Décision no 144
Décision de la commissaire et motifs
Sommaire
1. Dans un procès-verbal émis le 2 septembre 2022 (procès-verbal) conformément à l’art. 22(2) de la Loi sur l’Agence de la consommation en matière financière du Canada (Loi), le personnel de la Direction de la surveillance et de la mise en application de l’Agence de la consommation en matière financière du Canada (personnel de l’ACFC) allègue que la Banque Canadienne Impériale de Commerce (CIBC ou Banque) a commis une violation au Règlement sur le coût d’emprunt (banques) (Règlement), tel qu’il s’appliquait au moment où la violation est présumée avoir été commise.

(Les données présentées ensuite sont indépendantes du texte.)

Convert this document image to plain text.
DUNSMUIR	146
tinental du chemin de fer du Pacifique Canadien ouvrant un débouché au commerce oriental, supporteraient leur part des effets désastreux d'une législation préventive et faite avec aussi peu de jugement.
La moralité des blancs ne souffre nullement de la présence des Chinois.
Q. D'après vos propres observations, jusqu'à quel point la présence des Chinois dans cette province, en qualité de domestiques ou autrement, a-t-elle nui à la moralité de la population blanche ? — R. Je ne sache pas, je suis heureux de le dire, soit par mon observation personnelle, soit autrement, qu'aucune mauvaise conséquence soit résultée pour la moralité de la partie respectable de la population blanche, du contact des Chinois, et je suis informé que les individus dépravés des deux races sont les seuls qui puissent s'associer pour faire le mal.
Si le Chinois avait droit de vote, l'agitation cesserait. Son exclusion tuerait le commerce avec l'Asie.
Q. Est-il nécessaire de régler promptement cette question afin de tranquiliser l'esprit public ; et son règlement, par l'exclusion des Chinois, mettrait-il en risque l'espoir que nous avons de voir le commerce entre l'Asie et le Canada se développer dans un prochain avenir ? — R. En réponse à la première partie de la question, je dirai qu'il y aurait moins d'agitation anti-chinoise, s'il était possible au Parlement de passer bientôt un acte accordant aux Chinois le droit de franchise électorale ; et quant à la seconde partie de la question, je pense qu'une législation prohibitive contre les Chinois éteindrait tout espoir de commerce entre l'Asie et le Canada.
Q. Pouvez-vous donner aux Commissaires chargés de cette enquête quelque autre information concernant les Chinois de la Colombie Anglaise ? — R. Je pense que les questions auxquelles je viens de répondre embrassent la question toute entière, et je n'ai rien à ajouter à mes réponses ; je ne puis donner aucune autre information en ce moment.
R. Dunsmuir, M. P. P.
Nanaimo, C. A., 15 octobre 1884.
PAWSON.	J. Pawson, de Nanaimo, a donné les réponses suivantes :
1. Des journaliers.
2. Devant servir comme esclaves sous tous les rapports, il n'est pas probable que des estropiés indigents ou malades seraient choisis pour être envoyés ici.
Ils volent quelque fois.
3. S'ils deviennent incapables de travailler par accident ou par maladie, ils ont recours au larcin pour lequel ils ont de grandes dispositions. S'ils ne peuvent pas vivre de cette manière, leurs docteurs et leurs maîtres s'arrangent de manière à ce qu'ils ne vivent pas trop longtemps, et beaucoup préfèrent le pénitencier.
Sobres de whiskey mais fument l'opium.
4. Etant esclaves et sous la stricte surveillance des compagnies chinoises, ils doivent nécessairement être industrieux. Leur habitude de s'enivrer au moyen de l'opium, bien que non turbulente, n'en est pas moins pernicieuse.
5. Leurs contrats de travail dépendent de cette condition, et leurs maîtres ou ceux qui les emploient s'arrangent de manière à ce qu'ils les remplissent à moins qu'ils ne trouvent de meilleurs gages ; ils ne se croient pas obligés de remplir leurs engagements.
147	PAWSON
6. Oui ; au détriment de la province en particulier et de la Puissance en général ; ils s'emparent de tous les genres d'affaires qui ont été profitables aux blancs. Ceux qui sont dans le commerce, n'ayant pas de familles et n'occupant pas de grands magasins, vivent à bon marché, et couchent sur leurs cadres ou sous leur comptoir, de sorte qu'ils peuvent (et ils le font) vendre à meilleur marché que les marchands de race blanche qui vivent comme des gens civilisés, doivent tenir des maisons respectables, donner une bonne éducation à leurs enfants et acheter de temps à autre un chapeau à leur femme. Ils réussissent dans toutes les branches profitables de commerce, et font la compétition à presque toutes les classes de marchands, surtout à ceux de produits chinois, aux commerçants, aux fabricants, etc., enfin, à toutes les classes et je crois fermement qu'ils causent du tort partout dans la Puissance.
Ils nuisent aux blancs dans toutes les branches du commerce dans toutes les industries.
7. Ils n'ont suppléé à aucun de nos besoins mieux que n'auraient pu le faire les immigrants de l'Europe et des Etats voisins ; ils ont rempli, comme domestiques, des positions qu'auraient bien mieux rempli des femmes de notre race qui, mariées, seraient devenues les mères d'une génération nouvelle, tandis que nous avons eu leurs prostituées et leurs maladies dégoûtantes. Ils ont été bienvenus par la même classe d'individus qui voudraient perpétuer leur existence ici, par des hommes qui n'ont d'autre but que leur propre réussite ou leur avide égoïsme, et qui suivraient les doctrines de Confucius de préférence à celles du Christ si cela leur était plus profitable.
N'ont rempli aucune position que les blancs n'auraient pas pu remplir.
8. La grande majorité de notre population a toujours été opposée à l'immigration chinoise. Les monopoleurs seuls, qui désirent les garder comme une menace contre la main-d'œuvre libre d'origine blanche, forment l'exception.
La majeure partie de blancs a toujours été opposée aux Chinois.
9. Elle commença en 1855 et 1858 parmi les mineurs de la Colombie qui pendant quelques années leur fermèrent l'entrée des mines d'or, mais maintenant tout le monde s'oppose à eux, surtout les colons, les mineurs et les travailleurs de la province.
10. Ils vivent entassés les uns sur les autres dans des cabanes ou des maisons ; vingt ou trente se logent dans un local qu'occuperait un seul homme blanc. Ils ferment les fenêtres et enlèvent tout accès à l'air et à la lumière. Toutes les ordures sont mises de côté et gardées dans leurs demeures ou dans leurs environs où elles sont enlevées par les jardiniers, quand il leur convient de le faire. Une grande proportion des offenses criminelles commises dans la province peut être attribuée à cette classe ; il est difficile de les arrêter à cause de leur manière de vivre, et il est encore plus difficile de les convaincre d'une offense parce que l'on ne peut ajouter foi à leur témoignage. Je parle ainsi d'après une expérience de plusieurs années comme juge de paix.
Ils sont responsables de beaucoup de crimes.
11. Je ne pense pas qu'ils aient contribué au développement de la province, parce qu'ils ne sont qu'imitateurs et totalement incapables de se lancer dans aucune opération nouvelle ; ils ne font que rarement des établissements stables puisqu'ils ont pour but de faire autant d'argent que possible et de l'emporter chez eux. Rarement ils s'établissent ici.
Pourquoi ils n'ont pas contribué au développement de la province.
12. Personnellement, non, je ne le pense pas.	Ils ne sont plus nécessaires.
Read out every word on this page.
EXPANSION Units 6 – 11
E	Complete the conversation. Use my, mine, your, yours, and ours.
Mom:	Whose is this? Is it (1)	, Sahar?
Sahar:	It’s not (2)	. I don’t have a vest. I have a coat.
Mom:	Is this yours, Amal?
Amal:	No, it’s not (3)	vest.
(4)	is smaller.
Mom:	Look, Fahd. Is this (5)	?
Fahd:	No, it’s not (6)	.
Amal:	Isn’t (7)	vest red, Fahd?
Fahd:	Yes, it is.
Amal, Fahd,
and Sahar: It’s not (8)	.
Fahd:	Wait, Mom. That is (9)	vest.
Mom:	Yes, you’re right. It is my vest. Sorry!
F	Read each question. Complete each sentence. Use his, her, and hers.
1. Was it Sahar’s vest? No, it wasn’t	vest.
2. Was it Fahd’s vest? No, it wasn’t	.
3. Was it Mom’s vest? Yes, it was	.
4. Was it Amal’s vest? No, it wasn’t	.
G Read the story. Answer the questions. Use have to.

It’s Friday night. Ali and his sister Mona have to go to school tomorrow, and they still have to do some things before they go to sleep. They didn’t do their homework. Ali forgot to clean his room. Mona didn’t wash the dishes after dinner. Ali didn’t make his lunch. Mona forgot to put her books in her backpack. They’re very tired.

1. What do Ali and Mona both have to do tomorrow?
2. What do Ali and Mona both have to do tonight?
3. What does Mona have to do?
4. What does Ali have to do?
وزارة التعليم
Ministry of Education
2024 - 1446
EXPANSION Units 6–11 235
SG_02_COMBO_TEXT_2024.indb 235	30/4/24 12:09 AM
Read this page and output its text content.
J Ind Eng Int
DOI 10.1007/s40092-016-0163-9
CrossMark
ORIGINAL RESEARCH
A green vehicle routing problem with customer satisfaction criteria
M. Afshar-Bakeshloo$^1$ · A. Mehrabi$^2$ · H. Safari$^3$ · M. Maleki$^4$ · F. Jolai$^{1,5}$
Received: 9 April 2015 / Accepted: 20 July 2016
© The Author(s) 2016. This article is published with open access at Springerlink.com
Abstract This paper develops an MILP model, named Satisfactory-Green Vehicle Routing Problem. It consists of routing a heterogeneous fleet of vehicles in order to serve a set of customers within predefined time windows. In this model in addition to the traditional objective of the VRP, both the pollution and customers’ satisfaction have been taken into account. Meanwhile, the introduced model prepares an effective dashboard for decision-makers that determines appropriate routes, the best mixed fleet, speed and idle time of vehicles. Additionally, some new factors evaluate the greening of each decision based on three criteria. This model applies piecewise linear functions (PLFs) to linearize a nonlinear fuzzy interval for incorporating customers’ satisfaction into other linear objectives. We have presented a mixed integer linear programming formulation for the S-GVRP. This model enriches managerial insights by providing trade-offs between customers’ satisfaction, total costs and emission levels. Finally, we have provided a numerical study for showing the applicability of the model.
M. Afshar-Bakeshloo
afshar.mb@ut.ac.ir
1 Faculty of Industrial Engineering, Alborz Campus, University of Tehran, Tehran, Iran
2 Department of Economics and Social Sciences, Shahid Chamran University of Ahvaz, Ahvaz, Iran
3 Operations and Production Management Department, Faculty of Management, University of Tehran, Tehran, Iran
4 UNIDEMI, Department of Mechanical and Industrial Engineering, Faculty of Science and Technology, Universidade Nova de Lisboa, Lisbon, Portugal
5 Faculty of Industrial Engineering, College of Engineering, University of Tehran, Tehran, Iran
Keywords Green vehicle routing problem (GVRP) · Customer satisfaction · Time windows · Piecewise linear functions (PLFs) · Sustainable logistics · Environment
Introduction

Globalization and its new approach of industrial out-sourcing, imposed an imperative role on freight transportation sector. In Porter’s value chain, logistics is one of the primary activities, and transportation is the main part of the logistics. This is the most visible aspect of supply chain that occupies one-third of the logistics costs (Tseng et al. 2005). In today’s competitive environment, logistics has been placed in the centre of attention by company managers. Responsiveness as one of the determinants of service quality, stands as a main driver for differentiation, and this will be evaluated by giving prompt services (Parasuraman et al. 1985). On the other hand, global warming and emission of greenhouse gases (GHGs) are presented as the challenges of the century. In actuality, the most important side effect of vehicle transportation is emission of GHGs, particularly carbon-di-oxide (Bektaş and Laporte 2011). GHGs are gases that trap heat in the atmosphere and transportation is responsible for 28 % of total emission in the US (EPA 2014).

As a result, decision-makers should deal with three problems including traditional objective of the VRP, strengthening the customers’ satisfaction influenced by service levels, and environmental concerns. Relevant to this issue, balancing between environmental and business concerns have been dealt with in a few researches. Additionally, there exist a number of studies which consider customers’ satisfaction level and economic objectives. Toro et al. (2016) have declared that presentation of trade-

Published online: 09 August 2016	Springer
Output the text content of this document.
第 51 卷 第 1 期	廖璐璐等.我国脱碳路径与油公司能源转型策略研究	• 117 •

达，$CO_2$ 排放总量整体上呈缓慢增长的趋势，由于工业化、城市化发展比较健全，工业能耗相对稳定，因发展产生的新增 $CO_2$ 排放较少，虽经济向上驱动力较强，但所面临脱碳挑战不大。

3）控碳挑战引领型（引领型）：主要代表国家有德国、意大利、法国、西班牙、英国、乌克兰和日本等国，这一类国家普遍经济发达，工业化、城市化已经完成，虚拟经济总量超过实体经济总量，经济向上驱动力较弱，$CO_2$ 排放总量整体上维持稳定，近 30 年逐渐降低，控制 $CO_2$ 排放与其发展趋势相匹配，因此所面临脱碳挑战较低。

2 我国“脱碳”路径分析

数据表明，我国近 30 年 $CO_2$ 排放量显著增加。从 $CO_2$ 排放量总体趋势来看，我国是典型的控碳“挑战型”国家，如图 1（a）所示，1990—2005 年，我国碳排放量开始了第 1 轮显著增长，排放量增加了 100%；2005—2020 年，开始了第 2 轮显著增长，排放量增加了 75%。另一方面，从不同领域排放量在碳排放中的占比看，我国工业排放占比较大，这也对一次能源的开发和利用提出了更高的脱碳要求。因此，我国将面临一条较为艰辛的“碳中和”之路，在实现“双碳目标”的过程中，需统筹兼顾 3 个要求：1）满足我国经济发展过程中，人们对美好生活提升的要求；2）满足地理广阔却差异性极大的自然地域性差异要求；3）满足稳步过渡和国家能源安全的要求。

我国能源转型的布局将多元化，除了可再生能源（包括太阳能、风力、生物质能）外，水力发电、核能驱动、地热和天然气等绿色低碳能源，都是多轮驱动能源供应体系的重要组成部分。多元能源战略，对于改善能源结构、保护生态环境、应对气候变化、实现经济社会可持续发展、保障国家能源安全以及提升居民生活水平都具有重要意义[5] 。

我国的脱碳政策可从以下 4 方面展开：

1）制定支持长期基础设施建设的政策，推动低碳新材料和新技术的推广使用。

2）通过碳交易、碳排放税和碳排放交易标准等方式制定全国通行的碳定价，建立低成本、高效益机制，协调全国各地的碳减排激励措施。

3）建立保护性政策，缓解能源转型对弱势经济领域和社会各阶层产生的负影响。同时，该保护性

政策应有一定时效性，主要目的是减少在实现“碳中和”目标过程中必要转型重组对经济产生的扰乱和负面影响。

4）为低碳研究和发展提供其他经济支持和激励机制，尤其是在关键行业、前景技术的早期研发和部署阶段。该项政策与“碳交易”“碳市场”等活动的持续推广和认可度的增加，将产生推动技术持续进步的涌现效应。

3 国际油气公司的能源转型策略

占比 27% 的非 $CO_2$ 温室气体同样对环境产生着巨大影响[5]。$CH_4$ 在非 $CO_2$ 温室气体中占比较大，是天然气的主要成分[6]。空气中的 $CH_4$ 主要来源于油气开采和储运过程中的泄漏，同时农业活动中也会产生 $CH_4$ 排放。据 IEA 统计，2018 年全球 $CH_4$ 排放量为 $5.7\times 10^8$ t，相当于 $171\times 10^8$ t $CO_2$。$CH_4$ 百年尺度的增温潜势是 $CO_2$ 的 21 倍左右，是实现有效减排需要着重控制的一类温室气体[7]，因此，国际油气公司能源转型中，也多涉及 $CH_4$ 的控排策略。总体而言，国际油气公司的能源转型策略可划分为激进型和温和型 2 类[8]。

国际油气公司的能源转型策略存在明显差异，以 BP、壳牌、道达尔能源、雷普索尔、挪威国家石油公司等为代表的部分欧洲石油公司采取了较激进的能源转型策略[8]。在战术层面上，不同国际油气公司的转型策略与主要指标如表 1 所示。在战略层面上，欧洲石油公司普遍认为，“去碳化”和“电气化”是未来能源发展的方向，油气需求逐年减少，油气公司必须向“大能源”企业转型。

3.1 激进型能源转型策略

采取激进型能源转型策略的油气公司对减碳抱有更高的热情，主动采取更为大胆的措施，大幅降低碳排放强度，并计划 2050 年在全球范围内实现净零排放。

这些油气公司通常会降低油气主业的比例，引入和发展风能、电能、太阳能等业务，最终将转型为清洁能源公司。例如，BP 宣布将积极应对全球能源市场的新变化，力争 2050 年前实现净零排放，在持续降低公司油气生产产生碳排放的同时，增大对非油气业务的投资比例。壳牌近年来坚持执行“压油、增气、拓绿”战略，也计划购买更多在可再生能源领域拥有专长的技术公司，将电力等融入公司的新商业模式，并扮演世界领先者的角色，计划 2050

2. Aux termes de l’art. 12(5)(a) du Règlement, les banques émettrices de cartes de crédit sont tenues de remettre aux clients, au moins une fois par mois, une déclaration comportant un relevé de compte détaillé de toutes les opérations et de toutes les sommes portées au crédit ou au débit du compte, y compris les intérêts et la date d’inscription au compte de ces montants.
3. Dans le procès-verbal et comme décrit de façon plus détaillée dans le rapport de conformité émis le 31 août 2022 et joint au procès-verbal (rapport de conformité), le personnel de l’ACFC allègue que, de mai 2003 à juin 2021, la Banque a omis de fournir à certains de ses clients des renseignements exacts dans leurs documents d’information supplémentaires, tel que l’exige le Règlement (violation).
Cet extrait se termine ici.